24/03/2011

Libéraux-UDC: ni ennemis ni frères

Libéraux-UDC : ni ennemis ni frères

 

Ce qui donne l’image d’un rapprochement entre le parti libéral genevois et l’UDC genevoise pour les élections au Gouvernement de la ville a de quoi décontenancer plus d’un citoyen de ce canton. Il faut dire que c’est le jeu des alliances dans nombre de communes qui donne le tournis ; la palme revenant à Vernier. Mais revenons à la ville. Le parti libéral a donc accepté, sans contre partie, que l’UDC mette sur sa liste UDC ville de Genève la candidate libérale aux côtés de son propre candidat. Certes, le Parti libéral n’en reste pas moins fidèle à l’Entente traditionnelle puisqu’il portera sur sa liste à lui  les candidats radical et PDC. L’ennui, c’est que le PDC considère comme étant une compromission inacceptable cette ouverture libérale envers l’UDC. L’autre ennui est que le Parti radical, après une valse hésitation manifestant son embarras, ne s’offusque pas trop bruyamment, mais quand même… Et son candidat, Pierre Maudet, désapprouve. Bref, les commentateurs prédisent des coups de crayon à droite propre à favoriser les candidats de gauche et écologiste.

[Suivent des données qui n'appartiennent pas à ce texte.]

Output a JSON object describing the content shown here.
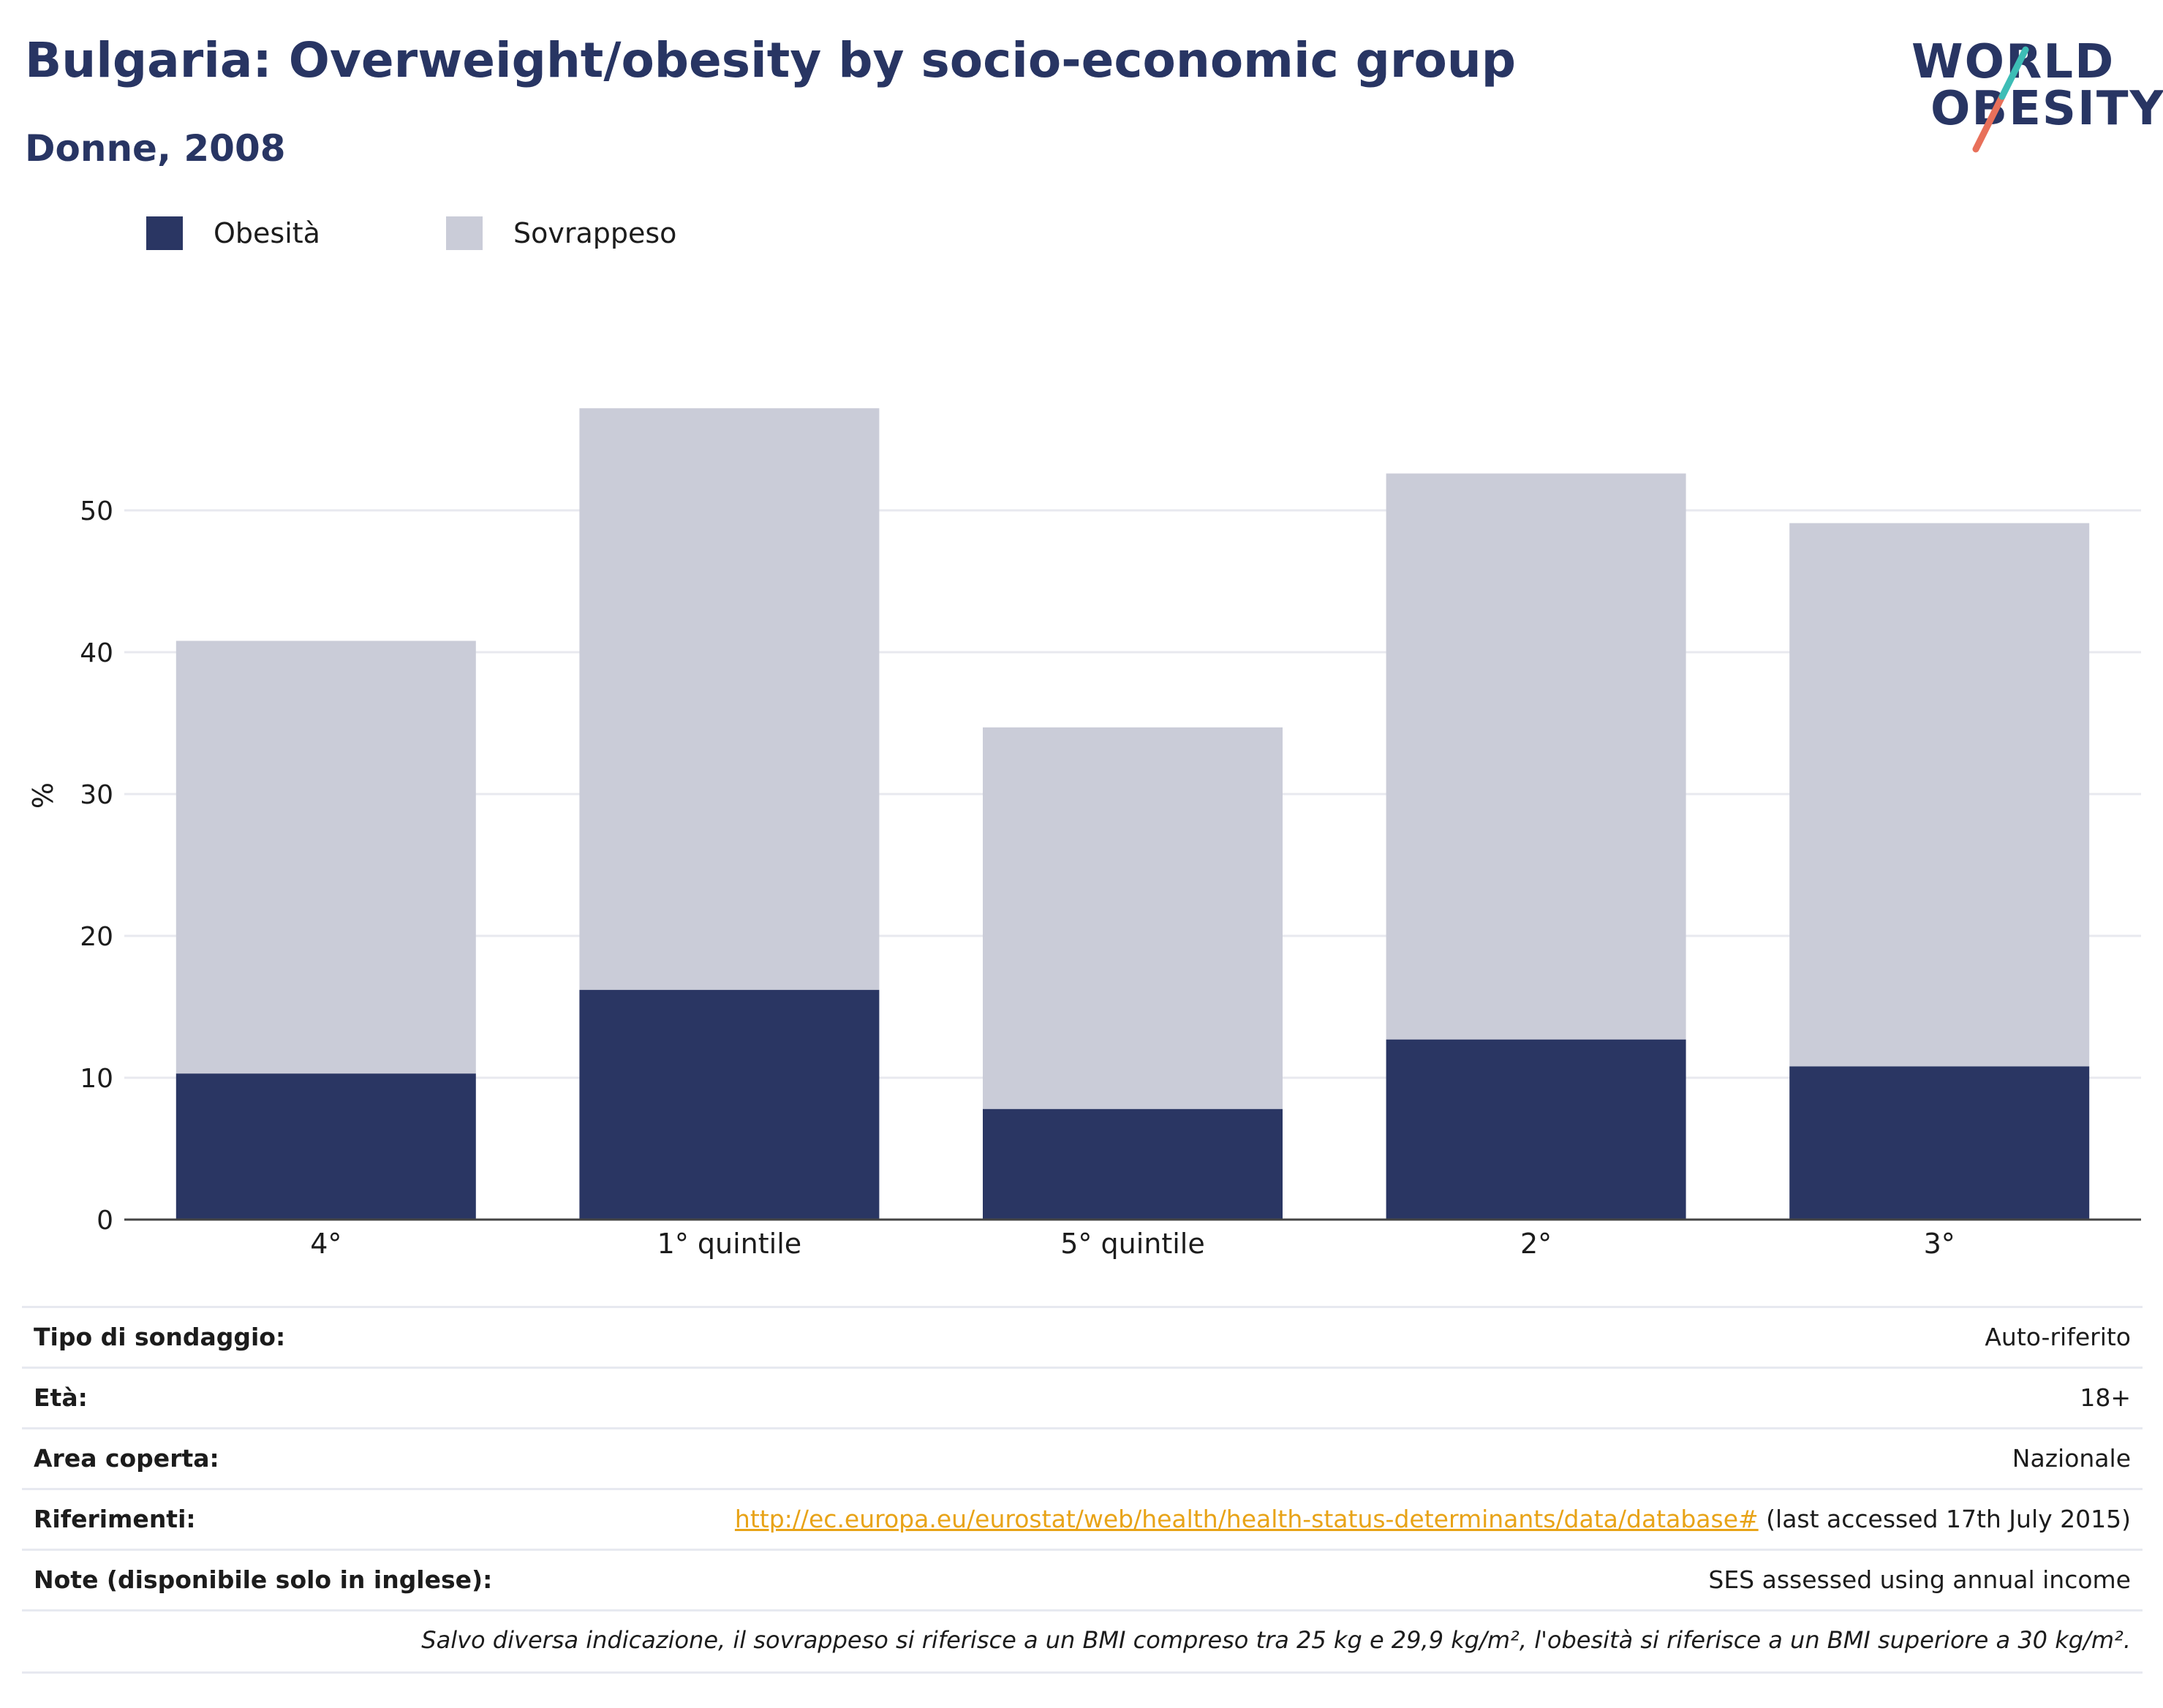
{
  "header": {
    "title": "Bulgaria: Overweight/obesity by socio-economic group",
    "subtitle": "Donne, 2008"
  },
  "logo": {
    "line1": "WORLD",
    "line2": "OBESITY",
    "accent_teal": "#3dbdb6",
    "accent_coral": "#e8705a"
  },
  "legend": [
    {
      "label": "Obesità",
      "color": "#2a3663"
    },
    {
      "label": "Sovrappeso",
      "color": "#caccd8"
    }
  ],
  "chart_data": {
    "type": "bar",
    "stacked": true,
    "categories": [
      "4°",
      "1° quintile",
      "5° quintile",
      "2°",
      "3°"
    ],
    "series": [
      {
        "name": "Obesità",
        "color": "#2a3663",
        "values": [
          10.3,
          16.2,
          7.8,
          12.7,
          10.8
        ]
      },
      {
        "name": "Sovrappeso",
        "color": "#caccd8",
        "values": [
          30.5,
          41.0,
          26.9,
          39.9,
          38.3
        ]
      }
    ],
    "ylabel": "%",
    "ylim": [
      0,
      60
    ],
    "yticks": [
      0,
      10,
      20,
      30,
      40,
      50
    ],
    "grid": true,
    "legend_position": "top-left"
  },
  "info_table": [
    {
      "key": "Tipo di sondaggio:",
      "value": "Auto-riferito"
    },
    {
      "key": "Età:",
      "value": "18+"
    },
    {
      "key": "Area coperta:",
      "value": "Nazionale"
    },
    {
      "key": "Riferimenti:",
      "link": "http://ec.europa.eu/eurostat/web/health/health-status-determinants/data/database#",
      "value": " (last accessed 17th July 2015)"
    },
    {
      "key": "Note (disponibile solo in inglese):",
      "value": "SES assessed using annual income"
    }
  ],
  "footnote": "Salvo diversa indicazione, il sovrappeso si riferisce a un BMI compreso tra 25 kg e 29,9 kg/m², l'obesità si riferisce a un BMI superiore a 30 kg/m²."
}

Ce qui est embêtant, c’est que cette histoire advient à quelques semaines de la date prévue pour la fusion libérale-radicale à l’échelle du canton : soit la création du Parti libéral-radical (PLR) , à l’instar de ce qu’il en est à l’échelon fédéral et dans le canton de Neuchâtel. On se passerait de dissonances entre les deux fiancés à si peu de temps du mariage. On prie pour qu’il ne soit pas remis en cause ; même pas la date.

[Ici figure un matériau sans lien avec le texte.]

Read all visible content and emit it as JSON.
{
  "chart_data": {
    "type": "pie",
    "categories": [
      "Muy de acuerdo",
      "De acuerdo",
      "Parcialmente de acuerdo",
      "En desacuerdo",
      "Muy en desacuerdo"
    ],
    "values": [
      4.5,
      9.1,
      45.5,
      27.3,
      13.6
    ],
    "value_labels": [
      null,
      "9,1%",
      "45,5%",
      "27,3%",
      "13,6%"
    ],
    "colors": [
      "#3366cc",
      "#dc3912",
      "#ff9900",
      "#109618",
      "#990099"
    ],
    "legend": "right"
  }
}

D’aucuns, chez les Libéraux, estiment qu’il s’agit d’une collaboration envisagée à l’échelon municipal,  imaginable à l’échelon cantonal et que cela ne signifie pas un rapprochement avec l’UDC sur les sujets fédéraux.    Ce n’est pas si simple de distinguer ainsi les étages. L’UDC genevoise n’existerait pas sans le parti suisse de Blocher. Et, au-delà de l’intérêt électoral à court terme, la création d’un PLR, national et cantonal répond à une philosophie : ancrer dans le paysage politique une famille d’esprit libéral, ferme sur ses convictions, attachée à ses valeurs, pratiquant une culture politique respectueuse des personnes, ouverte au dialogue et ouverte à la dimension internationale. Un PLR désireux de fortifier les institutions et le fonctionnement démocratique et ne jouant donc pas systématiquement le peuple contre ses élus. Dans une vision à long terme, pour des raisons de comportement autant sinon davantage que de fond, le PLR doit tenir sa place, son rôle et ne pas être confondu avec l’UDC ; ce qui est possible sans la moindre connotation de mépris à l’égard des militants de ce parti.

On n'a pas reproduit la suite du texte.